Again, there is no counter part that is Black to this story line anywhere that I am aware of. The closest I can come, again, is a non traditional choice (key word choice) into motherhood, and that would be Mary Jane Paul of Being Mary Jane*.
Mary Jane is a complicated character, which is the charm of the show. She has these brilliant moments, then does something impulsive, selfish, and dumb. Like we all do. Without getting too bogged down into details, Mary Jane “steals” sperm form a lover, and keeps it in her freezer. She convinces her doctor bestie to inseminate her at home with a baster. Obviously unsuccessful.
Later, as a kick off to a new season of her news show, she undergoes fertility treatments to have IVF with donor sperm, and documents it for the world to see. However, the implantation was unsuccessful. Ultimately, she decides to leave the issue and not try another cycle.
Again, I credit this show for even going there, and bonus points for going deeper. Her fertility process wasn’t just mentioned, it was documented. We saw her have hot flashes. Give herself injections. Have second thoughts. Be disappointed. Have questions. But, at this point, this was a choice, not a necessity for Mary Jane. If there is ever a show with a Black cast and Black female lead that would tackle this issue head on, it would be Being Mary Jane. I would not be surprised if this issue comes back around and MJ has to face known infertility, and has to try a second round with a little more purpose and urgency. The writing team on this show is amazing, and if any team can bring this to life, it would be them.
Art is truly imitating life. Even in a parallel TV universe, we’re still not fully able to discuss infertility in Black families as a real issue that real Black women deal with. I am hopeful that this will soon change. With so much innovative programming, not just on TV, but on line and streaming, the possibilities are endless. Think of the impact a major show with a character, a Black Woman character, going through infertility could have. How it could shift perceptions and help remove the shame women feel. It can be done in a smart and funny, and culturally relevant way.
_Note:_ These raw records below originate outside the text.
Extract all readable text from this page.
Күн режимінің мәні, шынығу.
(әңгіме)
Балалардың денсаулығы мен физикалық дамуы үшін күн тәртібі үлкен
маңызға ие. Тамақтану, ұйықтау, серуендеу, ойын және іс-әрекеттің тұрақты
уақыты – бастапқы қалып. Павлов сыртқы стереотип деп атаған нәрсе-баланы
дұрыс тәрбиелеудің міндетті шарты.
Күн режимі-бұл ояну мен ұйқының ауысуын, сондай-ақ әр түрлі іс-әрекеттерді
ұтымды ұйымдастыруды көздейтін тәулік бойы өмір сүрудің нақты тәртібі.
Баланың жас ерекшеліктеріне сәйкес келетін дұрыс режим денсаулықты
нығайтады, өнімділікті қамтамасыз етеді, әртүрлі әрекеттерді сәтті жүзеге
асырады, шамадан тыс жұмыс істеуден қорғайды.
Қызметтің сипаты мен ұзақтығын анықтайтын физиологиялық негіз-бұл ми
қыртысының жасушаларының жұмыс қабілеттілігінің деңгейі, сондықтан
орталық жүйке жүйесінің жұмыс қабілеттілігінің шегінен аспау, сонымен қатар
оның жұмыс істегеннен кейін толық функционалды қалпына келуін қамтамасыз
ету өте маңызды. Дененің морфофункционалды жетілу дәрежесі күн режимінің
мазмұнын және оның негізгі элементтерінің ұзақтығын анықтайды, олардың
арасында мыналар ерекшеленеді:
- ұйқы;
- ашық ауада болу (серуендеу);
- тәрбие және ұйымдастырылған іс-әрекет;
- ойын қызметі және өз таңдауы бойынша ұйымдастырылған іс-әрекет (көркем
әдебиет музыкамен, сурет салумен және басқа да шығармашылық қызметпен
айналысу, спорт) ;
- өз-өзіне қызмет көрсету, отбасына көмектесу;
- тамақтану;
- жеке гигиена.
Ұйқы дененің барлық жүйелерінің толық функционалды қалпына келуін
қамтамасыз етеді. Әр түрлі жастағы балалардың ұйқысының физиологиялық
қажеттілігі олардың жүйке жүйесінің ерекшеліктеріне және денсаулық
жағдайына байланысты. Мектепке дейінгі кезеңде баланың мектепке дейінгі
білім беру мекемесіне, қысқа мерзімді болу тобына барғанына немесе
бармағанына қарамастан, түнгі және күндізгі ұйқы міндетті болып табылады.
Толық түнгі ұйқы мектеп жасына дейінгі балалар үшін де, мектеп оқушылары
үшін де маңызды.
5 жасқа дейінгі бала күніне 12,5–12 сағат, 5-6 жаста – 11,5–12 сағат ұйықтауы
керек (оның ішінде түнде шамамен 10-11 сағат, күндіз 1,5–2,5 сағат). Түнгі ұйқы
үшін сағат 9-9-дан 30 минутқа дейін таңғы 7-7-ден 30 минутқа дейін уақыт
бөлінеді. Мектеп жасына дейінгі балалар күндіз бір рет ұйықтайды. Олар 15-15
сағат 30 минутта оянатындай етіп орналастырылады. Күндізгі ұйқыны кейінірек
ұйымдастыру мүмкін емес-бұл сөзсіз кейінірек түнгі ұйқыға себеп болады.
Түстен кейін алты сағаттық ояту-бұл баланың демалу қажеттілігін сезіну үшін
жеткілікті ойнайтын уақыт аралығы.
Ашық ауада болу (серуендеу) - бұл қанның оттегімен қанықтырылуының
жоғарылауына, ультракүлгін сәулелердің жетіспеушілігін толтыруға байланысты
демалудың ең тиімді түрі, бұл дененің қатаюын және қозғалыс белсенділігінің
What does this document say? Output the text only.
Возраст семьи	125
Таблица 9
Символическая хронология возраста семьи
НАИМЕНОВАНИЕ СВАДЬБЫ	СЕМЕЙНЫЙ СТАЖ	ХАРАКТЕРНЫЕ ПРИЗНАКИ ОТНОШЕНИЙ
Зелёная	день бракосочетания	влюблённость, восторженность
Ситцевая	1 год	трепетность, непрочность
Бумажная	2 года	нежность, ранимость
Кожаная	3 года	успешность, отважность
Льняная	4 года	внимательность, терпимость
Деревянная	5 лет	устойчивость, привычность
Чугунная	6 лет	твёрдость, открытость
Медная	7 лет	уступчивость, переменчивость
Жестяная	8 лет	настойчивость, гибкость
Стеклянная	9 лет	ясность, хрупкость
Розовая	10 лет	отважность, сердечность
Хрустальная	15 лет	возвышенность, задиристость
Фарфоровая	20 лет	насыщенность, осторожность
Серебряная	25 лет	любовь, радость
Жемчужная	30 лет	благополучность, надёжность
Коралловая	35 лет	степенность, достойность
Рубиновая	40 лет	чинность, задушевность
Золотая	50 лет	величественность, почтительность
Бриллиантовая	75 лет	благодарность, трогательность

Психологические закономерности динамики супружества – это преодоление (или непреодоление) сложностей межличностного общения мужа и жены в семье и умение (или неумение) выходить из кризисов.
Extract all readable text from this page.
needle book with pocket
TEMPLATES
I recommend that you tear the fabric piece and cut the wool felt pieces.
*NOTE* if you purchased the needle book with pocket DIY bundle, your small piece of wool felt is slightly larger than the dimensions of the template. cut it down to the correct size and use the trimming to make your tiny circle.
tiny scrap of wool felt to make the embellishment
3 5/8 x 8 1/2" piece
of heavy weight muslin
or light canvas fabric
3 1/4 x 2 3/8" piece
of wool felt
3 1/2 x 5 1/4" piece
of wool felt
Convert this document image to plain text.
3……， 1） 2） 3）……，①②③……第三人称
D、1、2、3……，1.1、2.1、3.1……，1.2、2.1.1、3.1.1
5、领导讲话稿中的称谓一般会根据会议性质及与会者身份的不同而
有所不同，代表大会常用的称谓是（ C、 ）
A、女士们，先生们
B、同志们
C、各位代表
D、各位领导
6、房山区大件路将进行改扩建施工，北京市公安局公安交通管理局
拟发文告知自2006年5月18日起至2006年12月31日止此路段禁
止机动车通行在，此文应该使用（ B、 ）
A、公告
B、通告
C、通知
Imagine if Aunt Viv (the original), who got pregnant, at one can assume, well past 40, even briefly mentioned having a hard time getting pregnant.
What if Rainbow and Dre talked about the baby they lost before getting pregnant with Jack and Diane?
We could get into the further and deeper issue of the broader representation of women in media and Black people/Black women in media, but that is definitely a whole ‘nother post!
Black people want smart, relevant, diverse content and stories, as the numbers for recent shows like Black-ish, Empire, and How to Get Away With Murder prove. We need this infertility narrative in our stories too, because it is happening. I am thankful for the attention and story lines that do feature infertility, no mater who the subject is, but I’m waiting to see my sistas shine and use their art as a platform to change, even start the conversation.
*2018 FYI- Gabrielle Union who played Mary Jane Paul, is an infertility warrior in real life. She has suffered 9 miscarriages and gone through numerous IVF cycles.